The example root module uses an OCI registry path such as:
oci://<account-id>.dkr.ecr.<region>.amazonaws.com/cake/charts
If you adopt the same pattern, make sure:
  • the chart is published upstream
  • the pull-through cache has been warmed up before terraform apply
  • the Helm provider can authenticate to ECR

Private Endpoints for Upstream Services

Some environments also need private access from the cluster to upstream services outside the VPC boundary. One pattern is to add interface VPC endpoints for private gateway services that session workloads or supporting components must reach.

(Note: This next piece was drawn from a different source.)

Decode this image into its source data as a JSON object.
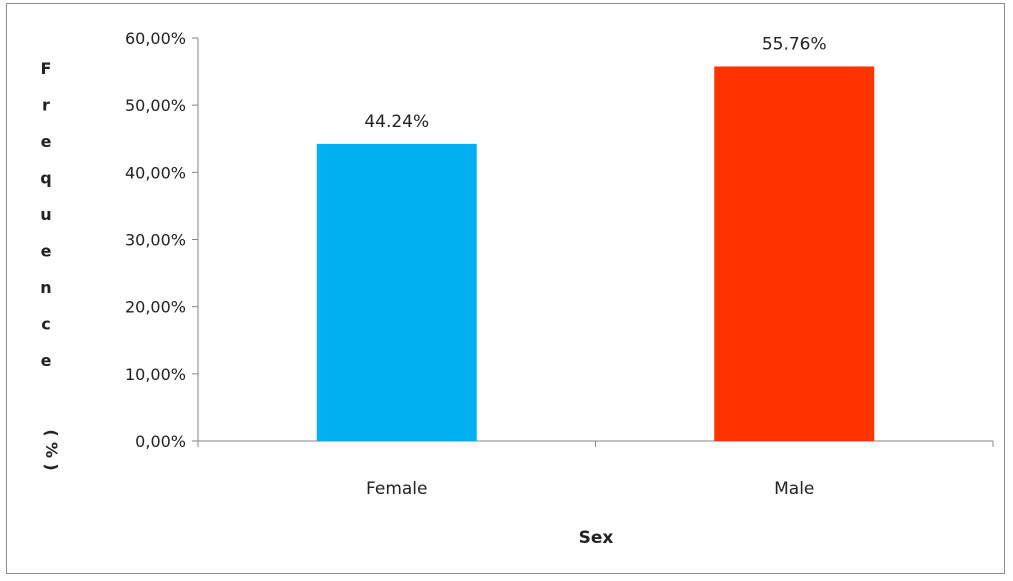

If your model provider, auth system, or internal gateway is exposed privately, document that dependency alongside the cluster module and provision the required endpoint and security group rules as part of the same environment.

Provider Authentication

Your Terraform providers should support:
  • AWS provider locked to the expected account and region
  • Helm provider authenticated both to EKS and ECR
  • Kubectl and Kubernetes providers using aws eks get-token
That arrangement lets a single Terraform apply provision the cloud resources and then install the Helm chart into the freshly created cluster.

Apply Order

For a new environment, the safe sequence is:
  1. Apply the DNS module and complete parent-zone delegation if needed.
  2. Re-run apply until ACM validation succeeds.
  3. Ensure the Helm chart is available in the OCI registry path.
  4. Apply the Cake Agents cluster root module.
After apply finishes, verify:
  • the EKS cluster is reachable
  • the RDS instance is available
  • the Route53 record resolves to the load balancer
  • the Helm release is healthy in the target namespace

IAM Reference

Some teams apply the cluster module using a dedicated Terraform role instead of broad administrator credentials. For those teams, a least-privilege policy should cover at least:
  • EKS cluster access and token generation
  • reading or writing the specific Route53 records used by Cake Agents
  • reading ACM certificate metadata
  • ECR access for the chart registry and optional pull-through imports
  • the AWS APIs needed by the cluster module to provision VPC, EKS, load balancing, KMS, and RDS resources

How This Differs from the Helm-Only Path

The Kubernetes guide assumes you already have a cluster and only need the application install. The Terraform path defines the full environment boundary around Cake Agents, including cloud networking, compute, storage, DNS, and the final Helm release. If you already operate an EKS platform, you may only need part of this model rather than adopting a full environment bootstrap flow. For the runtime architecture inside that environment, see Core Concepts.